Where Information Modeling Makes the Difference

This is where FCO-IM (Fully Communication-Oriented Information Modeling) comes in. "What I've done for 25 years," Marco explains, "is capture how people actually talk about their work, and more specifically their data."

This modeling discipline creates a semantic bridge between human understanding and technical implementation. When done right, the benefits become dramatic.

In a recent demo, he showed how information modeling leads to AI to work safely:

"It can answer questions with full accuracy. It finds the right data. It verbalizes it properly. It explains it and may even flag data quality issues. Zero catastrofic hallucinations."

Why? "Because the semantics are modeled, the ontology is clear. The language is captured. And the access to the data is curated through a very narrow, controlled port."

A Real-World Success Story

One of Marco's favorite examples is from the Dutch national rail infrastructure organization.

"Three years ago, if a track malfunctioned, it took up to four hours to figure out which power lines needed to be switched off."

After years of consistent, disciplined fact-oriented information modeling across departments, they built something like Google Maps for their infrastructure.
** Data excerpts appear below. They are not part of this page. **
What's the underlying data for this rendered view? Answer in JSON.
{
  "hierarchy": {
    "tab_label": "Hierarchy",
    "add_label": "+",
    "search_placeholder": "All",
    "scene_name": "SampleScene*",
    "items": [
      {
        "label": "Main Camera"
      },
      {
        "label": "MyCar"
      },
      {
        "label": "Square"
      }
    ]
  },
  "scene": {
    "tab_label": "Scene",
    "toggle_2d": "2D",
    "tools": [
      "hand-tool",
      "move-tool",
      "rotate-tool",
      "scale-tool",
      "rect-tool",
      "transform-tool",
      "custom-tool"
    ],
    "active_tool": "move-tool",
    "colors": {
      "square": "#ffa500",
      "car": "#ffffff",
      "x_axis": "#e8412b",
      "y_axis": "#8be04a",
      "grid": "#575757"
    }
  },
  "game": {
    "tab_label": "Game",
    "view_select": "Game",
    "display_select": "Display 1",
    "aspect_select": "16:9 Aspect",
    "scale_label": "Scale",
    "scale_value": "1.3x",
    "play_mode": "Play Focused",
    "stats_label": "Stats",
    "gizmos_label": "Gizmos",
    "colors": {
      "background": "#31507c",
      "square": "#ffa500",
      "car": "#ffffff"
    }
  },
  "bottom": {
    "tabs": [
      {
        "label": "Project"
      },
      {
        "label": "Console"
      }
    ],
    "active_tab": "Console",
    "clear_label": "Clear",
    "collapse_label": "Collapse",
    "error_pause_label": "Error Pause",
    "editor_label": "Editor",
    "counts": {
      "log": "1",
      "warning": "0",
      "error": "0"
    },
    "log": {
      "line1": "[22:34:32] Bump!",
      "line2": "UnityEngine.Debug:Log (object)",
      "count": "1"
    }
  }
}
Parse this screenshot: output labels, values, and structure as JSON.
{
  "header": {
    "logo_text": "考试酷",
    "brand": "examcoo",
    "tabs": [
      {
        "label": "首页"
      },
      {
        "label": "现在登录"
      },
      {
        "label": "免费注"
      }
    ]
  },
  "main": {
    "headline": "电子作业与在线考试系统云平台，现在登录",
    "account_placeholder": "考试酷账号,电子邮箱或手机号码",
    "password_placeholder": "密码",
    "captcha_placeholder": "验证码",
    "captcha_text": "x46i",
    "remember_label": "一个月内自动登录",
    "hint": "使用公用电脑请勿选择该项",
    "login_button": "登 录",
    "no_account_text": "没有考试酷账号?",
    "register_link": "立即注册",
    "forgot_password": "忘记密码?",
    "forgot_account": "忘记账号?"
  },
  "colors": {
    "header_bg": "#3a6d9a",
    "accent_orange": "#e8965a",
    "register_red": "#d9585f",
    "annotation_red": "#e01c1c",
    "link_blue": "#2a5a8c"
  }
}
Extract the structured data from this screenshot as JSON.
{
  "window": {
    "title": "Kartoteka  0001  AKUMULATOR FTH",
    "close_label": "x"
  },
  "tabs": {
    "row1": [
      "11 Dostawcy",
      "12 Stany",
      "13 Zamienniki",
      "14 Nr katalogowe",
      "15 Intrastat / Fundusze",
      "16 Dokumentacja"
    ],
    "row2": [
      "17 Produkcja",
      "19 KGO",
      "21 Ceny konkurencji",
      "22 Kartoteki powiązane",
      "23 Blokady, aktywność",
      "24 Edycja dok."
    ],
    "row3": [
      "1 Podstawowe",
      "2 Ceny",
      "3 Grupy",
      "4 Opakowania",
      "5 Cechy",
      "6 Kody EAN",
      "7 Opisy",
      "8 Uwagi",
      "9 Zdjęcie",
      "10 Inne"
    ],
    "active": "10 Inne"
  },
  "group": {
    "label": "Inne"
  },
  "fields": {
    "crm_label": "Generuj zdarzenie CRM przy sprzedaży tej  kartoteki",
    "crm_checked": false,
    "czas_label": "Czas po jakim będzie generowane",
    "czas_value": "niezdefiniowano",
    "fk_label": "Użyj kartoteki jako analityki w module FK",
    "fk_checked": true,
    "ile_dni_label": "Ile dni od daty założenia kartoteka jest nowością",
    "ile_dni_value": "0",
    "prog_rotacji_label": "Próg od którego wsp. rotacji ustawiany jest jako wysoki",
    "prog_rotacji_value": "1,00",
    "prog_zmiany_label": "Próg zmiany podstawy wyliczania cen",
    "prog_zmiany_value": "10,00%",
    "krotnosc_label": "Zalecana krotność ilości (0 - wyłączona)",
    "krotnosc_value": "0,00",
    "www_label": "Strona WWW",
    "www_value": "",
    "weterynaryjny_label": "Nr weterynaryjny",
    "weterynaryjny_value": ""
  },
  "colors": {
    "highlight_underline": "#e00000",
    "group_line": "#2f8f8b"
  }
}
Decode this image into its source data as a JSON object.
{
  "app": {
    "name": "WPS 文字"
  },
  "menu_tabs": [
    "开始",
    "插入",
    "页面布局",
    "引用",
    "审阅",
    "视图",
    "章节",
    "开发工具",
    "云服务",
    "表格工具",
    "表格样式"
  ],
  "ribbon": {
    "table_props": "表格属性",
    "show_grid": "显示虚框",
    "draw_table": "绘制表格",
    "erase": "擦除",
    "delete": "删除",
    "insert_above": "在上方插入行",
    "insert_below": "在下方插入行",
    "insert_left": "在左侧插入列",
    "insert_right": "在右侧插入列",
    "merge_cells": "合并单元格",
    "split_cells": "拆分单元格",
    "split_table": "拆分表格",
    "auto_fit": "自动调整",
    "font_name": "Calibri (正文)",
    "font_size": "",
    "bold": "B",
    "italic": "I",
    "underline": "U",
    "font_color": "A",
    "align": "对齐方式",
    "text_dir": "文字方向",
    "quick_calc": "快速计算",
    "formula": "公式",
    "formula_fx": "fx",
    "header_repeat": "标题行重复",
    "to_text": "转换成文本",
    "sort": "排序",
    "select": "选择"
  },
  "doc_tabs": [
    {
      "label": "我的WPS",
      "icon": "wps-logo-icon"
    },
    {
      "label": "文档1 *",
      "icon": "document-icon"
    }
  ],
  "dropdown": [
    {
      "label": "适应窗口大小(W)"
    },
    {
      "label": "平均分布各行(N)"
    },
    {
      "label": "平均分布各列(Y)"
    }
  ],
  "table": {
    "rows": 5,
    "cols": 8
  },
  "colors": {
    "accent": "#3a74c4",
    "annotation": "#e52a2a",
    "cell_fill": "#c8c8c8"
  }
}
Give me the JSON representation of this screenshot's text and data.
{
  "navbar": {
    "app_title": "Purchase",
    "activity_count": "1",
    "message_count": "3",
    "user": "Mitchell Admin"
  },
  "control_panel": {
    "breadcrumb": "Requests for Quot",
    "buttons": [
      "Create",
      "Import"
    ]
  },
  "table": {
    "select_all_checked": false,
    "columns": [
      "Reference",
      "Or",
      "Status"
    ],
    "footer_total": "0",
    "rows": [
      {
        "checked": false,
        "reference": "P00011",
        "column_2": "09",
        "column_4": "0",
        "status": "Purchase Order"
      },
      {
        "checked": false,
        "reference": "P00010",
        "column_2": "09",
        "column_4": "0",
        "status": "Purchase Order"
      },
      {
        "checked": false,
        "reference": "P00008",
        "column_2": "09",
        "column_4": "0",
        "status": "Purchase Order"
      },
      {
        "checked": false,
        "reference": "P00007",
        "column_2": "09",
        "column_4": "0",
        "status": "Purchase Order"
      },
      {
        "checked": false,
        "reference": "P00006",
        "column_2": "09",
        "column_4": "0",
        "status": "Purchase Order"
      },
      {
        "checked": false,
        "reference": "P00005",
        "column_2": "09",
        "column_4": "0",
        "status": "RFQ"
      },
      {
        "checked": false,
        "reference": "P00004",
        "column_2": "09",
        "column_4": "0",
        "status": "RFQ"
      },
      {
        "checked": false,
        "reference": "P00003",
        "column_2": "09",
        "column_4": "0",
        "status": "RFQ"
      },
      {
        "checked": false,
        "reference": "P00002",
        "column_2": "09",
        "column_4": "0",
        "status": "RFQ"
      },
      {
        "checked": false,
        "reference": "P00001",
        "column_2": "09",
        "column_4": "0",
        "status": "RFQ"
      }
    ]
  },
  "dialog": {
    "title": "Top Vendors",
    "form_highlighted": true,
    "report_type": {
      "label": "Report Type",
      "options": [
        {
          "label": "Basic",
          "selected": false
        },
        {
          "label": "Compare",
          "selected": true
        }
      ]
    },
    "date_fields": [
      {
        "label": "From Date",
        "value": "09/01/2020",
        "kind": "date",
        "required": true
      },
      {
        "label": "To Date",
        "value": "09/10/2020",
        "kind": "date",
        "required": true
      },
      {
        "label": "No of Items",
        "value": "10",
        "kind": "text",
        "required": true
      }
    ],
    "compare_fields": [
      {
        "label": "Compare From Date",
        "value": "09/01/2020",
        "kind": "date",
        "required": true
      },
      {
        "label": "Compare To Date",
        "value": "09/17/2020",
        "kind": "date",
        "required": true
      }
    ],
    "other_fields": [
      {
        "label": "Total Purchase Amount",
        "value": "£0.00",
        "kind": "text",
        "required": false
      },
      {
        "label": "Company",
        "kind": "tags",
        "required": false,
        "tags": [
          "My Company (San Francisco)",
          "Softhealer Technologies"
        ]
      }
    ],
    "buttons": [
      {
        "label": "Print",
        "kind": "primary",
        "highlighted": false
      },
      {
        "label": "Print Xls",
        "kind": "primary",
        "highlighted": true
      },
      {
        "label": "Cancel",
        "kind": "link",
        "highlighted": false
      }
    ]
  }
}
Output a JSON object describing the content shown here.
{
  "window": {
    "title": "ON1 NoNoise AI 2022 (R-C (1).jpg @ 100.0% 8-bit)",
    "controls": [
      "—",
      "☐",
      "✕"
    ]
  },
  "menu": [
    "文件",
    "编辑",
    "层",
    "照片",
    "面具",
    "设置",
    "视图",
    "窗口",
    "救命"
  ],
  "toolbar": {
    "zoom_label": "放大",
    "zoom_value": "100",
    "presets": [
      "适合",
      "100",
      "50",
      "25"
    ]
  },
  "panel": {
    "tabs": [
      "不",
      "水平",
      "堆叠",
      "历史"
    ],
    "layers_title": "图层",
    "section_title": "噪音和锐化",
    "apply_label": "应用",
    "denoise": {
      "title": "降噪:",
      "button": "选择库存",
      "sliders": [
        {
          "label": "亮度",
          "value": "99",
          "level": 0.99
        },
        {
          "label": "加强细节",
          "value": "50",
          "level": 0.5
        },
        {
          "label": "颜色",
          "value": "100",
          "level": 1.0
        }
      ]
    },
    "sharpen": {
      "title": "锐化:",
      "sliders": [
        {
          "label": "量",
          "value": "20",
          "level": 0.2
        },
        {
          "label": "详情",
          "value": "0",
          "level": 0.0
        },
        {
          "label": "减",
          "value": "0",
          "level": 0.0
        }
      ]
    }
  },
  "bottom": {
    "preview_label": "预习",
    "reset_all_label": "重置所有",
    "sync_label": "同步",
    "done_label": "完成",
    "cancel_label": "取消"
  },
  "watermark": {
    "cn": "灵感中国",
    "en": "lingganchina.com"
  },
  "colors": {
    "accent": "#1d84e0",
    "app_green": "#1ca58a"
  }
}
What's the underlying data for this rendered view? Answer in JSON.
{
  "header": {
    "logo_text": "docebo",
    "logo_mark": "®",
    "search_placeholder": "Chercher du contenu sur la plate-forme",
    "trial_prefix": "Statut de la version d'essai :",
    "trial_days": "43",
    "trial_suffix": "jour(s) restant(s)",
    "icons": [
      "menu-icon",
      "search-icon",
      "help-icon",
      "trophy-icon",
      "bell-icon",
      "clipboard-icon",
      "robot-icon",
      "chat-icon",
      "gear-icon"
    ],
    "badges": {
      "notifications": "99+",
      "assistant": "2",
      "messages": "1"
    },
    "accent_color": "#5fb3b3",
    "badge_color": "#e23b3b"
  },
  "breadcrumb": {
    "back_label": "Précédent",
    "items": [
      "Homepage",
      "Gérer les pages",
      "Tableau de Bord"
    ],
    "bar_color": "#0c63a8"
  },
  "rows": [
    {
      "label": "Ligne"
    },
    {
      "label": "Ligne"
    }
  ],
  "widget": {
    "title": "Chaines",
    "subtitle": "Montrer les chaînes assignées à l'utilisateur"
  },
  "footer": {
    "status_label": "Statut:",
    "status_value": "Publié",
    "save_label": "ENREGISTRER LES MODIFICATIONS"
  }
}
You zoom in, draw a circle, and click "turn it off." The whole chain—from switches to signals to passenger notifications—is fully automated.

The result?

From four hours to two seconds.

And then Marco adds:

"Naturally, not every organization needs to be able to respond in seconds, but this is clearly a massive improvement and business value increase. You cannot achieve that if you treat data as a byproduct, or just another project."

The Path Forward

Marco even tracks how AI assists with the modeling process itself.

"I log everything: who created an element, who approved it, who checked it, where it's used—and also whether I did it, someone else did it, or was it generated."

This makes quality measurable. "In the final output, you can determine: in development, domain-verified, in need of retirement, generated, ambiguous, etc. That tells you something about the certainty you're delivering."

His closing reflection brings the whole conversation back to the human core:

"Data work is really about the human condition. We're all trying to make sense of things—faster, clearer, better. AI's help, but they can also mislead us in ways we don't fully feel yet."

For organizations serious about data, the message is unmistakable: Technology isn't the starting line. Human understanding is, human communication is.